I just have two quick questions. So given the sale of Laanderpoort and the loss of your tax stages, would you consider doing a larger capital return than the EUR 20 million buyback?
We've -- the buyback that we're doing today is the response -- our response to the capital release that we had as a result of the sale of Laanderpoort. I think it's too early to see how the cycle evolves from here to be able to make a call how we are going to deploy the remainder of that capital.
Okay, I understand. And what was the valuation of Laanderpoort at half year and 2022?
I think actually, if you look at the numbers, and I'll -- we've had a small positive on 2022. Now actually, we've got a small positive on the midyear stage. I think everyone that goes into our website and find the detail, you can see an acquisition costs somewhere in the EUR 30 million. If you do the analysis, we've gone from an acquisition plus CapEx spend on the project, minus all the rent collected and adjusted for the sales price, I think total ownership loss over that period was about EUR 6 million, EUR 7 million.
Thank you. We are now going to proceed with our next question. And the questions come from the line of Ventsi Iliev from Kempen.
First one on the Well House development, I know this is suspended until further notice, but has your views on a change even marginally, especially regarding economics? And then more specifically, could you please comment what rent levels you could expect for it now? Again, has it changed over time? And what [ unit cost ] that translate to currently?
At this point in time, it's hard to argue. Talk about a yield on cost because all the variables are up in the air. To get this project going again, we would need to get a new land price quote from the municipality. We would need to get a new quote from the contractor, which we've not done. And therefore, rent levels, I think probably at somewhere EUR 550 a meter, even when we get to -- based on today's assumptions on where the market is. But no, don't expect anything imminent. There's nothing happening anytime soon.
Okay. And then second and last question on HNK. You mentioned that your signing leases 13%, 14% above ERVs.
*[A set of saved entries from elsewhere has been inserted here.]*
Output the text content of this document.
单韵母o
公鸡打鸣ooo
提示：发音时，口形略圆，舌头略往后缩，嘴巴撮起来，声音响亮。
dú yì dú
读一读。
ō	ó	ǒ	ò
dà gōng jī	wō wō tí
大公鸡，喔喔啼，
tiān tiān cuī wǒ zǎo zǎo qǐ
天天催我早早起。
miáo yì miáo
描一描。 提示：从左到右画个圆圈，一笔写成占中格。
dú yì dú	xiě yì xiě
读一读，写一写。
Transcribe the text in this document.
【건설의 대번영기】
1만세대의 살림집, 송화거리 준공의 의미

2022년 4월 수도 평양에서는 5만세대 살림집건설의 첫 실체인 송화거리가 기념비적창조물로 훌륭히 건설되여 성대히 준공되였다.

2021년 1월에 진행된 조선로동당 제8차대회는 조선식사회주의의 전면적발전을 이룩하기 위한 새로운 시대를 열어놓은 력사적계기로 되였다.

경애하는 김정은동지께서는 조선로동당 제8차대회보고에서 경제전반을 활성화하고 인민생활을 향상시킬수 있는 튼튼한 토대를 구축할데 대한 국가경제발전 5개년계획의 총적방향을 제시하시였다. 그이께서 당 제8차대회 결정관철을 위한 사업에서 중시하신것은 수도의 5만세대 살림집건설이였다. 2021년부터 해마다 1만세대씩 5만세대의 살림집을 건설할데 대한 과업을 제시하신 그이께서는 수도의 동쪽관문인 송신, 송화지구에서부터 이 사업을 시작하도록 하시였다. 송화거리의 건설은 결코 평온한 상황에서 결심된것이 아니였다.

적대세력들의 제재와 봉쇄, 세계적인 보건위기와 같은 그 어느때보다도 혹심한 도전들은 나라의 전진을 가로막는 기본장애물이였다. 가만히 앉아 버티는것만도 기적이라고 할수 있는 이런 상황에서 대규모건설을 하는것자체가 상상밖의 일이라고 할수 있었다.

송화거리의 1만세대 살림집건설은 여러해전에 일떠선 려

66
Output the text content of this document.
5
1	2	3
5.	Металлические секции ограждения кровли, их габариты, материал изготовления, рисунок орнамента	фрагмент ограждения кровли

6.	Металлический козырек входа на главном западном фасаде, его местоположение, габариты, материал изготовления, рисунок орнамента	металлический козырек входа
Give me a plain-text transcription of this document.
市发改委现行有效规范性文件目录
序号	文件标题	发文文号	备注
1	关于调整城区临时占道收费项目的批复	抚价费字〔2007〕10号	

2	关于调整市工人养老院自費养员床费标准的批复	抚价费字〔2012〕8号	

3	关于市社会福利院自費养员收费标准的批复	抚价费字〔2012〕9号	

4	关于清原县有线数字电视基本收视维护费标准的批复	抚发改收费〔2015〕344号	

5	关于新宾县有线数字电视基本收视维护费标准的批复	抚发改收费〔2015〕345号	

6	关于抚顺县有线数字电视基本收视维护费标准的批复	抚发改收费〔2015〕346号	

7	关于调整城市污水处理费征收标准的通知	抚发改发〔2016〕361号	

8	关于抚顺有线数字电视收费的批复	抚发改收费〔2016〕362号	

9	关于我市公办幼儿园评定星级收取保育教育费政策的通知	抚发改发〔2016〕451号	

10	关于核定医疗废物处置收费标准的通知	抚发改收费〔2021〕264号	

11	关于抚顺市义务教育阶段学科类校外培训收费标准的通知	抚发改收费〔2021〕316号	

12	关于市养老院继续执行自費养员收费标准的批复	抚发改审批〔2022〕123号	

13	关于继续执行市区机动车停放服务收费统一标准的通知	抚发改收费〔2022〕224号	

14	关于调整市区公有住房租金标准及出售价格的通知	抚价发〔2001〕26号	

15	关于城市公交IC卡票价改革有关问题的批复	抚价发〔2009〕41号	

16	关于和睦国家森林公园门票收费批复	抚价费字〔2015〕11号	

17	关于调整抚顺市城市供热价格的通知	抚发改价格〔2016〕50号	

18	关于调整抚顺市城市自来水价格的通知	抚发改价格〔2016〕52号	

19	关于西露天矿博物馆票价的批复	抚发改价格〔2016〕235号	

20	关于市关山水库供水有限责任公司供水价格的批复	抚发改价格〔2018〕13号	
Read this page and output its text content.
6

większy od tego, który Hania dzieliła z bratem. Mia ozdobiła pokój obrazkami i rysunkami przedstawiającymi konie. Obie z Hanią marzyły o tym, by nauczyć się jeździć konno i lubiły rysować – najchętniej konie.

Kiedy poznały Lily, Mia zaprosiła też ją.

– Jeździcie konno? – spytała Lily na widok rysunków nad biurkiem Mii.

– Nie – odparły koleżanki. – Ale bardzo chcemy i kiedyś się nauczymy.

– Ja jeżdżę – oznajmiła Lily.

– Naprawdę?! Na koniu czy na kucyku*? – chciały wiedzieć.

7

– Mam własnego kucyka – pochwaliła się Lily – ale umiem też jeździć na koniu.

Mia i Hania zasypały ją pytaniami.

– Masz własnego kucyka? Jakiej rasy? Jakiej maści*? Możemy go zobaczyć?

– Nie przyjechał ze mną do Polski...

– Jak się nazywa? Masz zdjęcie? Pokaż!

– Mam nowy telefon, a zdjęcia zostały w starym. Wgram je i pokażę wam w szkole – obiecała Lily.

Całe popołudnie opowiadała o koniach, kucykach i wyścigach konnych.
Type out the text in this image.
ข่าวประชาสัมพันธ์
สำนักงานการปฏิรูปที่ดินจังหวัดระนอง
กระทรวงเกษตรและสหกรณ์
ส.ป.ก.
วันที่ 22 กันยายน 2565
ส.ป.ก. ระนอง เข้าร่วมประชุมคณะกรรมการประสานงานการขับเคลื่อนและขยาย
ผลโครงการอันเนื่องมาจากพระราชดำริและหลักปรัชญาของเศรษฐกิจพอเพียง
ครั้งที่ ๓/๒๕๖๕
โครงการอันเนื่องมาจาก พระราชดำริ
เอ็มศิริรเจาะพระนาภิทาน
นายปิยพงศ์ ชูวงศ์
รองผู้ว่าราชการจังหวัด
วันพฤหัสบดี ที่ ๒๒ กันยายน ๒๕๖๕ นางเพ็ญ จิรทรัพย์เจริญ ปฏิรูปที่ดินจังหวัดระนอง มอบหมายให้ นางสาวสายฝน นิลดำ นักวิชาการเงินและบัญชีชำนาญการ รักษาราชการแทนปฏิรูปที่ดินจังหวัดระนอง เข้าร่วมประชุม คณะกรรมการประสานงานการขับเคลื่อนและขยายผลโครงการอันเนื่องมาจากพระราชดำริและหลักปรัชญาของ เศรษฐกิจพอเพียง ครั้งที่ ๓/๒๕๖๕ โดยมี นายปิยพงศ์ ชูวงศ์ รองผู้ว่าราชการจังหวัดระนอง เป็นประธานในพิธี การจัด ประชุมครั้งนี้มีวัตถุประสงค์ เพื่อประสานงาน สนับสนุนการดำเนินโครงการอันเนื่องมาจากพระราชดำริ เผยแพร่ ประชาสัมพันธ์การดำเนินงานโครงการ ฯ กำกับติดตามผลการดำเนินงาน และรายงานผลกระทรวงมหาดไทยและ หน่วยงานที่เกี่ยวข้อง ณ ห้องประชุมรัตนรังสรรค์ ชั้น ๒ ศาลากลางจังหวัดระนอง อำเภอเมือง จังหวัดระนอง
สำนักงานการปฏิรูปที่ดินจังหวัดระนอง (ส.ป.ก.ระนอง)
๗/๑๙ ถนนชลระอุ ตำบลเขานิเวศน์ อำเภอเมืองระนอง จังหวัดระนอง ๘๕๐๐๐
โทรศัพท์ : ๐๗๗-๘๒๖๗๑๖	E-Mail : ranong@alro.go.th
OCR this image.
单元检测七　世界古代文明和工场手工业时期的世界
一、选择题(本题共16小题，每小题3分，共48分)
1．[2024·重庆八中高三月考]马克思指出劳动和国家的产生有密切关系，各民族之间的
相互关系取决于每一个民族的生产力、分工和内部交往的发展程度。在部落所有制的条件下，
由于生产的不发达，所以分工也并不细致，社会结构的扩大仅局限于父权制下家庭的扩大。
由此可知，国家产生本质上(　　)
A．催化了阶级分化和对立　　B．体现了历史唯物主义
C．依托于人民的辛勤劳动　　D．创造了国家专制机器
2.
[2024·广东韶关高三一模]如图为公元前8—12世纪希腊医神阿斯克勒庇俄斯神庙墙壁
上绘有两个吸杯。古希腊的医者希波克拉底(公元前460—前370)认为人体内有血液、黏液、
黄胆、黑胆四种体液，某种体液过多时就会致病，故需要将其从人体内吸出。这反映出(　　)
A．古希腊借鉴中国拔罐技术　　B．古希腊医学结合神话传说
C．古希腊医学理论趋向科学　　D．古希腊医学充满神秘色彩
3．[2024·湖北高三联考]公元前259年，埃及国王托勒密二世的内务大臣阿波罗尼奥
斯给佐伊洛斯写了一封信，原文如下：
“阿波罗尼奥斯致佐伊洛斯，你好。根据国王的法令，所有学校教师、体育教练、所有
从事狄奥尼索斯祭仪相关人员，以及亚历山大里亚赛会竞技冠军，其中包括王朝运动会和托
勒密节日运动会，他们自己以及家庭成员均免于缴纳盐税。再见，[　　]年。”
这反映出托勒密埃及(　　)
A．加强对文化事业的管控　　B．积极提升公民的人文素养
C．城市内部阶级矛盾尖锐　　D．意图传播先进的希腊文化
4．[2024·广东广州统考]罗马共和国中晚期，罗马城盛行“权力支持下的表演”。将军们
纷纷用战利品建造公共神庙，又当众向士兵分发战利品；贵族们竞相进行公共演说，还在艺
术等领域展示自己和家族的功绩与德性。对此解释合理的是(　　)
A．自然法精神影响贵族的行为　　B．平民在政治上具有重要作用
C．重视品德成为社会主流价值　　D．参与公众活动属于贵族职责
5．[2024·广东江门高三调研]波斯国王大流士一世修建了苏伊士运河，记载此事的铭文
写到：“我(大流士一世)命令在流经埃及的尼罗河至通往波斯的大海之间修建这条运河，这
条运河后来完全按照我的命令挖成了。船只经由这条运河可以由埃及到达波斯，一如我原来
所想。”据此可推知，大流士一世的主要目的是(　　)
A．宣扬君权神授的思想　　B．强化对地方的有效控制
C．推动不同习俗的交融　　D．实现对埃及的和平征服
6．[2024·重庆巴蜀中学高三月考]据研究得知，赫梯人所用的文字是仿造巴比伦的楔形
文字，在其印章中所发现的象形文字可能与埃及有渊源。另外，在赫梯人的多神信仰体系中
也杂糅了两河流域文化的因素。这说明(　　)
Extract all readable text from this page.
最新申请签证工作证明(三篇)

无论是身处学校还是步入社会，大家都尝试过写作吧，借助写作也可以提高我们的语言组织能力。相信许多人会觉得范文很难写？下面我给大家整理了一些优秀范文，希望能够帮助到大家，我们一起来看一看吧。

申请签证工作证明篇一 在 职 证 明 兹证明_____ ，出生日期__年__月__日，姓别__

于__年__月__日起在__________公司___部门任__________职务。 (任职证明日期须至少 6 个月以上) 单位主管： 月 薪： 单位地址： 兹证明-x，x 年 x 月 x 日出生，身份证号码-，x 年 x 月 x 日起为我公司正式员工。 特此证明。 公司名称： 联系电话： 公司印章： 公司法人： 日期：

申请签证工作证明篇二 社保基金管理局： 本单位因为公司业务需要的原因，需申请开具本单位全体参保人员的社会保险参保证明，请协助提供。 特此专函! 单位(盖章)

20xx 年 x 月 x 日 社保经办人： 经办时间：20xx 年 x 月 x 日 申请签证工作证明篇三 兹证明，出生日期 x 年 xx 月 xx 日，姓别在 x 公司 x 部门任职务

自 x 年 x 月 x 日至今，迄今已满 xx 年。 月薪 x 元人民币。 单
So are these ERVs for managed offices or just traditional offices because I can imagine that ERVs for managed offices should be higher also given the higher operational costs?
Correct. But no, this is actually traditional leases.
[Operator Instructions] And the questions come from the line of Kai Klose from Berenberg.
Just two questions from my side. The first one if we compare the service costs not recharged to the gross rental income, '23 was a bit higher compared to '22, was it a one-off? Or is this a ratio we should expect going forward?
And the second question is I couldn't find any details [indiscernible] all of that on letting volumes in '23. Could you maybe split how new lettings and extensions?
First question on the service costs not recharged. During the year, our vacancy at year-end was lower. But during the year on average, we had a slightly higher vacancy. So actually, there's a difference -- and that actually has explained why we've had to incur some of it ourselves. And yes, because of the high indexation, we've had some caps that meant that we've not been getting -- being able to recharge everything to our tenants in some cases.
On the letting side, we need to come back to you on that. I don't have the numbers at hand.
Thank you. We are now going to take our next question and it comes from the line of Vincent Koppmair from Degroof Petercam.
I had a quick follow-up question. My question would just be in terms of your EPS guidance that you gave, would this also include the impact of the share buyback?
That's a good question. The answer is no, it's not in there yet.
We have no further questions on the phone line at the moment. Please continue.
Laura?
Don't appear to have any questions on the platform either. So I wish you all a good day, and thank you for having joined us.
Ladies and gentlemen, this concludes today's conference call. Thank you for participating. You may now disconnect your lines. Thank you, and have a good day.